The King in Yellow (first published in 1895) is a collection of short stories written by author Robert W. Chambers. Most of the tales in the collection are supernatural, and the first four ­­— “The Repairer of Reputations”, “The Mask”, “In the Court of the Dragon”, and “The Yellow Sign” — all deal with the King In Yellow and his Yellow Sign. Who (or what) is the King in Yellow? In some tales, The King in Yellow is the book of a popular play spreading like a virus through the cities and destroying the sanity of all who read it:

“Have you never read it?” I asked.

“I? No, thank God! I don’t want to be driven crazy.”

I saw he regretted his speech as soon as he had uttered it. There is only one word which I loathe more than I do lunatic and that word is crazy. But I controlled myself and asked him why he thought The King in Yellow dangerous.

“Oh, I don’t know,” he said, hastily. “I only remember the excitement it created and the denunciations from pulpit and Press. I believe the author shot himself after bringing forth this monstrosity, didn’t he?”

“I understand he is still alive,” I answered.

“That’s probably true,” he muttered; “bullets couldn’t kill a fiend like that.”

“It is a book of great truths,” I said.

“Yes,” he replied, “of ‘truths’ which send men frantic and blast their lives. I don’t care if the thing is, as they say, the very supreme essence of art.
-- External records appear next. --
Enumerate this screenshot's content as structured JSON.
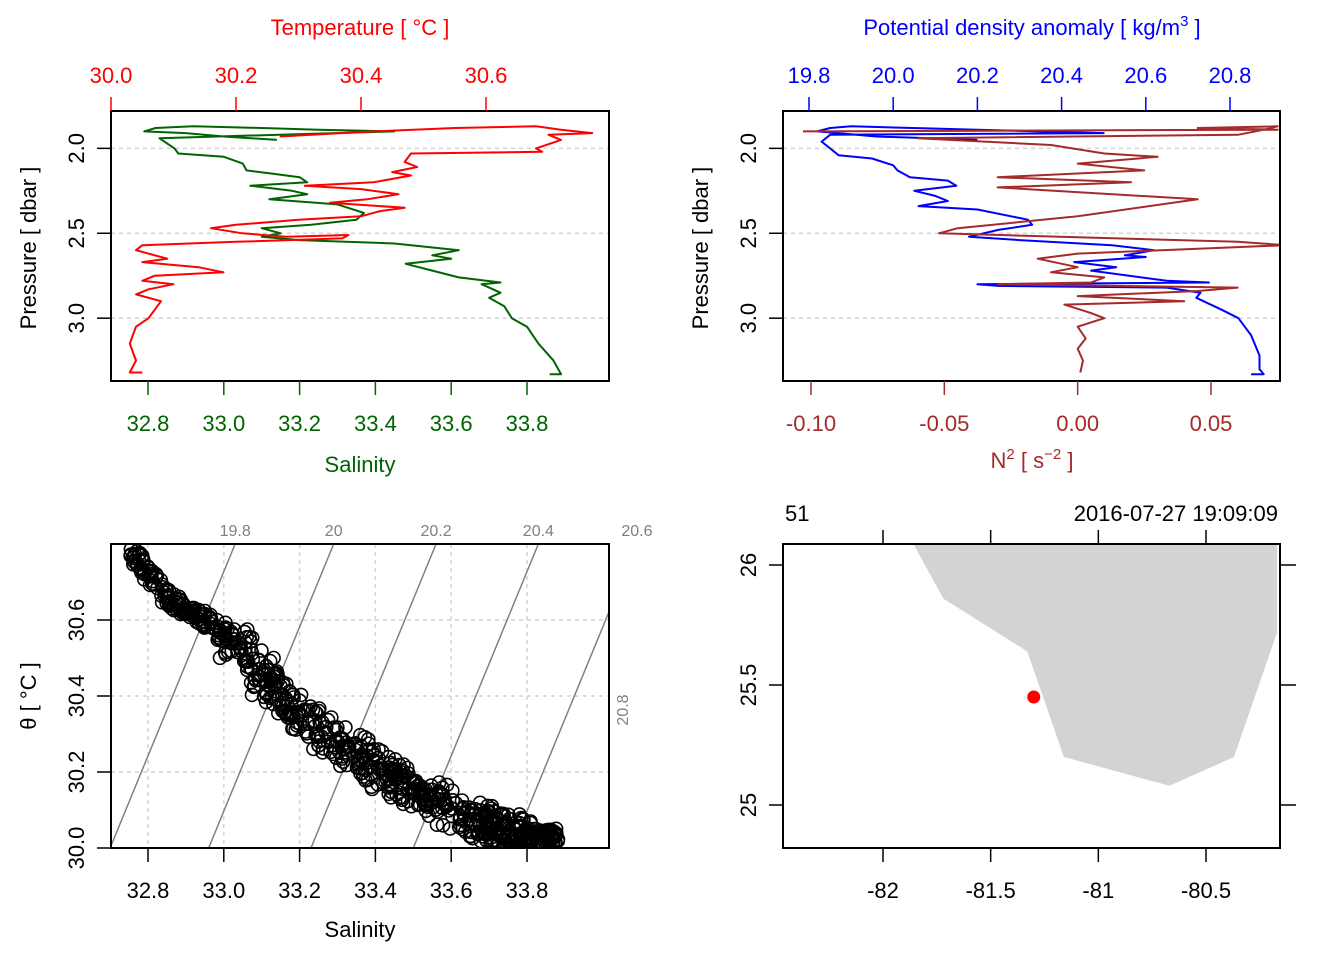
{
  "colors": {
    "temperature": "#ff0000",
    "salinity": "#006400",
    "density": "#0000ff",
    "n2": "#a52a2a",
    "grid": "#d3d3d3",
    "isopycnal": "#808080",
    "land": "#d3d3d3",
    "station": "#ff0000",
    "axis": "#000000"
  },
  "chart_data": [
    {
      "id": "temperature-salinity-profile",
      "type": "line",
      "title": "Temperature [ °C ]",
      "xlabel_top": "Temperature [ °C ]",
      "xlabel_bottom": "Salinity",
      "ylabel": "Pressure [ dbar ]",
      "y_reversed": true,
      "ylim": [
        1.78,
        3.37
      ],
      "top_axis": {
        "label": "Temperature [ °C ]",
        "range": [
          30.0,
          0.7955
        ],
        "lim": [
          30.0,
          30.7955
        ],
        "ticks": [
          "30.0",
          "30.2",
          "30.4",
          "30.6"
        ],
        "tick_values": [
          30.0,
          30.2,
          30.4,
          30.6
        ]
      },
      "bottom_axis": {
        "label": "Salinity",
        "lim": [
          32.702,
          34.016
        ],
        "ticks": [
          "32.8",
          "33.0",
          "33.2",
          "33.4",
          "33.6",
          "33.8"
        ],
        "tick_values": [
          32.8,
          33.0,
          33.2,
          33.4,
          33.6,
          33.8
        ]
      },
      "left_axis": {
        "ticks": [
          "2.0",
          "2.5",
          "3.0"
        ],
        "tick_values": [
          2.0,
          2.5,
          3.0
        ]
      },
      "grid": "horizontal dotted at y ticks",
      "series": [
        {
          "name": "Temperature",
          "axis": "top",
          "points": [
            [
              30.27,
              1.93
            ],
            [
              30.42,
              1.9
            ],
            [
              30.55,
              1.88
            ],
            [
              30.68,
              1.87
            ],
            [
              30.72,
              1.89
            ],
            [
              30.77,
              1.91
            ],
            [
              30.7,
              1.92
            ],
            [
              30.72,
              1.95
            ],
            [
              30.68,
              2.0
            ],
            [
              30.69,
              2.02
            ],
            [
              30.48,
              2.03
            ],
            [
              30.47,
              2.08
            ],
            [
              30.49,
              2.11
            ],
            [
              30.45,
              2.14
            ],
            [
              30.48,
              2.16
            ],
            [
              30.42,
              2.2
            ],
            [
              30.31,
              2.22
            ],
            [
              30.4,
              2.24
            ],
            [
              30.46,
              2.27
            ],
            [
              30.41,
              2.3
            ],
            [
              30.35,
              2.32
            ],
            [
              30.47,
              2.35
            ],
            [
              30.43,
              2.37
            ],
            [
              30.4,
              2.4
            ],
            [
              30.3,
              2.42
            ],
            [
              30.2,
              2.45
            ],
            [
              30.16,
              2.47
            ],
            [
              30.21,
              2.5
            ],
            [
              30.28,
              2.52
            ],
            [
              30.38,
              2.51
            ],
            [
              30.37,
              2.53
            ],
            [
              30.2,
              2.55
            ],
            [
              30.05,
              2.57
            ],
            [
              30.04,
              2.6
            ],
            [
              30.09,
              2.65
            ],
            [
              30.05,
              2.67
            ],
            [
              30.14,
              2.7
            ],
            [
              30.18,
              2.73
            ],
            [
              30.07,
              2.75
            ],
            [
              30.05,
              2.78
            ],
            [
              30.1,
              2.8
            ],
            [
              30.06,
              2.83
            ],
            [
              30.04,
              2.86
            ],
            [
              30.08,
              2.9
            ],
            [
              30.07,
              2.95
            ],
            [
              30.06,
              3.0
            ],
            [
              30.04,
              3.05
            ],
            [
              30.03,
              3.15
            ],
            [
              30.04,
              3.25
            ],
            [
              30.03,
              3.32
            ],
            [
              30.05,
              3.32
            ]
          ]
        },
        {
          "name": "Salinity",
          "axis": "bottom",
          "points": [
            [
              33.14,
              1.95
            ],
            [
              33.0,
              1.93
            ],
            [
              32.9,
              1.91
            ],
            [
              32.79,
              1.9
            ],
            [
              32.82,
              1.88
            ],
            [
              32.92,
              1.87
            ],
            [
              33.1,
              1.88
            ],
            [
              33.25,
              1.89
            ],
            [
              33.45,
              1.9
            ],
            [
              32.83,
              1.94
            ],
            [
              32.87,
              2.0
            ],
            [
              32.88,
              2.03
            ],
            [
              33.0,
              2.05
            ],
            [
              33.05,
              2.09
            ],
            [
              33.06,
              2.13
            ],
            [
              33.13,
              2.15
            ],
            [
              33.2,
              2.17
            ],
            [
              33.22,
              2.2
            ],
            [
              33.07,
              2.22
            ],
            [
              33.18,
              2.25
            ],
            [
              33.22,
              2.27
            ],
            [
              33.12,
              2.3
            ],
            [
              33.3,
              2.33
            ],
            [
              33.37,
              2.38
            ],
            [
              33.35,
              2.42
            ],
            [
              33.23,
              2.45
            ],
            [
              33.1,
              2.47
            ],
            [
              33.15,
              2.5
            ],
            [
              33.1,
              2.52
            ],
            [
              33.2,
              2.54
            ],
            [
              33.45,
              2.56
            ],
            [
              33.62,
              2.6
            ],
            [
              33.55,
              2.63
            ],
            [
              33.6,
              2.65
            ],
            [
              33.48,
              2.68
            ],
            [
              33.55,
              2.72
            ],
            [
              33.62,
              2.76
            ],
            [
              33.73,
              2.79
            ],
            [
              33.68,
              2.8
            ],
            [
              33.7,
              2.82
            ],
            [
              33.73,
              2.85
            ],
            [
              33.7,
              2.88
            ],
            [
              33.74,
              2.93
            ],
            [
              33.76,
              3.0
            ],
            [
              33.8,
              3.05
            ],
            [
              33.83,
              3.15
            ],
            [
              33.87,
              3.25
            ],
            [
              33.89,
              3.33
            ],
            [
              33.86,
              3.33
            ]
          ]
        }
      ]
    },
    {
      "id": "density-n2-profile",
      "type": "line",
      "xlabel_top": "Potential density anomaly [ kg/m³ ]",
      "xlabel_bottom": "N² [ s⁻² ]",
      "ylabel": "Pressure [ dbar ]",
      "y_reversed": true,
      "ylim": [
        1.78,
        3.37
      ],
      "top_axis": {
        "label": "Potential density anomaly [ kg/m³ ]",
        "lim": [
          19.738,
          20.919
        ],
        "ticks": [
          "19.8",
          "20.0",
          "20.2",
          "20.4",
          "20.6",
          "20.8"
        ],
        "tick_values": [
          19.8,
          20.0,
          20.2,
          20.4,
          20.6,
          20.8
        ]
      },
      "bottom_axis": {
        "label": "N² [ s⁻² ]",
        "lim": [
          -0.1105,
          0.0759
        ],
        "ticks": [
          "-0.10",
          "-0.05",
          "0.00",
          "0.05"
        ],
        "tick_values": [
          -0.1,
          -0.05,
          0.0,
          0.05
        ]
      },
      "left_axis": {
        "ticks": [
          "2.0",
          "2.5",
          "3.0"
        ],
        "tick_values": [
          2.0,
          2.5,
          3.0
        ]
      },
      "grid": "horizontal dotted at y ticks",
      "series": [
        {
          "name": "Potential density anomaly",
          "axis": "top",
          "points": [
            [
              20.2,
              1.95
            ],
            [
              19.96,
              1.93
            ],
            [
              19.82,
              1.9
            ],
            [
              19.85,
              1.88
            ],
            [
              19.9,
              1.87
            ],
            [
              20.2,
              1.89
            ],
            [
              20.5,
              1.91
            ],
            [
              19.85,
              1.92
            ],
            [
              19.83,
              1.96
            ],
            [
              19.85,
              2.0
            ],
            [
              19.87,
              2.04
            ],
            [
              19.95,
              2.06
            ],
            [
              20.0,
              2.1
            ],
            [
              20.01,
              2.13
            ],
            [
              20.04,
              2.17
            ],
            [
              20.13,
              2.19
            ],
            [
              20.15,
              2.22
            ],
            [
              20.05,
              2.25
            ],
            [
              20.1,
              2.28
            ],
            [
              20.13,
              2.31
            ],
            [
              20.06,
              2.34
            ],
            [
              20.2,
              2.36
            ],
            [
              20.32,
              2.42
            ],
            [
              20.33,
              2.45
            ],
            [
              20.25,
              2.48
            ],
            [
              20.18,
              2.52
            ],
            [
              20.3,
              2.54
            ],
            [
              20.52,
              2.57
            ],
            [
              20.62,
              2.6
            ],
            [
              20.55,
              2.63
            ],
            [
              20.6,
              2.64
            ],
            [
              20.43,
              2.67
            ],
            [
              20.53,
              2.7
            ],
            [
              20.47,
              2.72
            ],
            [
              20.65,
              2.78
            ],
            [
              20.75,
              2.79
            ],
            [
              20.2,
              2.8
            ],
            [
              20.25,
              2.81
            ],
            [
              20.65,
              2.82
            ],
            [
              20.73,
              2.85
            ],
            [
              20.72,
              2.88
            ],
            [
              20.78,
              2.95
            ],
            [
              20.82,
              3.0
            ],
            [
              20.85,
              3.1
            ],
            [
              20.87,
              3.22
            ],
            [
              20.87,
              3.3
            ],
            [
              20.88,
              3.33
            ],
            [
              20.85,
              3.33
            ]
          ]
        },
        {
          "name": "N²",
          "axis": "bottom",
          "points": [
            [
              -0.103,
              1.9
            ],
            [
              0.075,
              1.89
            ],
            [
              0.045,
              1.88
            ],
            [
              0.075,
              1.87
            ],
            [
              0.07,
              1.89
            ],
            [
              0.06,
              1.92
            ],
            [
              -0.06,
              1.94
            ],
            [
              -0.01,
              1.98
            ],
            [
              0.01,
              2.03
            ],
            [
              0.03,
              2.05
            ],
            [
              -0.0,
              2.09
            ],
            [
              0.025,
              2.13
            ],
            [
              -0.03,
              2.17
            ],
            [
              0.02,
              2.2
            ],
            [
              -0.03,
              2.23
            ],
            [
              0.045,
              2.3
            ],
            [
              0.0,
              2.4
            ],
            [
              -0.045,
              2.47
            ],
            [
              -0.052,
              2.5
            ],
            [
              0.06,
              2.55
            ],
            [
              0.078,
              2.57
            ],
            [
              0.0,
              2.62
            ],
            [
              -0.015,
              2.65
            ],
            [
              0.0,
              2.7
            ],
            [
              -0.01,
              2.73
            ],
            [
              0.01,
              2.76
            ],
            [
              0.005,
              2.79
            ],
            [
              -0.03,
              2.8
            ],
            [
              0.06,
              2.82
            ],
            [
              0.045,
              2.84
            ],
            [
              0.0,
              2.87
            ],
            [
              0.04,
              2.9
            ],
            [
              -0.005,
              2.92
            ],
            [
              0.005,
              2.97
            ],
            [
              0.01,
              3.0
            ],
            [
              0.0,
              3.05
            ],
            [
              0.003,
              3.12
            ],
            [
              0.0,
              3.18
            ],
            [
              0.002,
              3.25
            ],
            [
              0.001,
              3.32
            ]
          ]
        }
      ]
    },
    {
      "id": "ts-diagram",
      "type": "scatter",
      "xlabel": "Salinity",
      "ylabel": "θ [ °C ]",
      "xlim": [
        32.702,
        34.016
      ],
      "ylim": [
        30.0,
        30.8
      ],
      "x_ticks": [
        "32.8",
        "33.0",
        "33.2",
        "33.4",
        "33.6",
        "33.8"
      ],
      "x_tick_values": [
        32.8,
        33.0,
        33.2,
        33.4,
        33.6,
        33.8
      ],
      "y_ticks": [
        "30.0",
        "30.2",
        "30.4",
        "30.6"
      ],
      "y_tick_values": [
        30.0,
        30.2,
        30.4,
        30.6
      ],
      "grid": "dotted at ticks",
      "isopycnals": {
        "labels": [
          "19.8",
          "20",
          "20.2",
          "20.4",
          "20.6",
          "20.8"
        ],
        "values": [
          19.8,
          20.0,
          20.2,
          20.4,
          20.6,
          20.8
        ],
        "label_placement": "top; 20.8 on right side"
      },
      "point_cloud_trend": [
        [
          32.76,
          30.77
        ],
        [
          32.85,
          30.66
        ],
        [
          32.95,
          30.6
        ],
        [
          33.05,
          30.52
        ],
        [
          33.12,
          30.43
        ],
        [
          33.2,
          30.35
        ],
        [
          33.3,
          30.28
        ],
        [
          33.4,
          30.21
        ],
        [
          33.5,
          30.15
        ],
        [
          33.6,
          30.1
        ],
        [
          33.7,
          30.06
        ],
        [
          33.8,
          30.03
        ],
        [
          33.89,
          30.035
        ]
      ],
      "point_count_approx": 1500
    },
    {
      "id": "station-map",
      "type": "map",
      "top_left_label": "51",
      "top_right_label": "2016-07-27 19:09:09",
      "xlim": [
        -82.47,
        -80.17
      ],
      "ylim": [
        24.82,
        26.09
      ],
      "x_ticks": [
        "-82",
        "-81.5",
        "-81",
        "-80.5"
      ],
      "x_tick_values": [
        -82,
        -81.5,
        -81,
        -80.5
      ],
      "y_ticks": [
        "25",
        "25.5",
        "26"
      ],
      "y_tick_values": [
        25,
        25.5,
        26
      ],
      "station": {
        "lon": -81.3,
        "lat": 25.45
      },
      "land_polygon": [
        [
          -81.86,
          26.09
        ],
        [
          -81.72,
          25.86
        ],
        [
          -81.33,
          25.64
        ],
        [
          -81.16,
          25.2
        ],
        [
          -80.67,
          25.08
        ],
        [
          -80.37,
          25.2
        ],
        [
          -80.17,
          25.72
        ],
        [
          -80.17,
          26.09
        ]
      ]
    }
  ]
}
It’s a crime to have written it, and I for one shall never open its pages.”

The concept of a madness-inducing book will seem familiar to anyone who has read much H.P. Lovecraft.  Chambers’ The King in Yellow was a clear and considerable influence on Lovecraft’s work, particularly his fictional, forbidden Necronomicon, which was first seen in his 1924 short story “The Hound” and which has been used as a horror trope in countless works by different authors and filmmakers since then. Lovecraft has been such an influential and popular author that the King in Yellow mythos is retroactively considered to be part of the Lovecraftian mythos.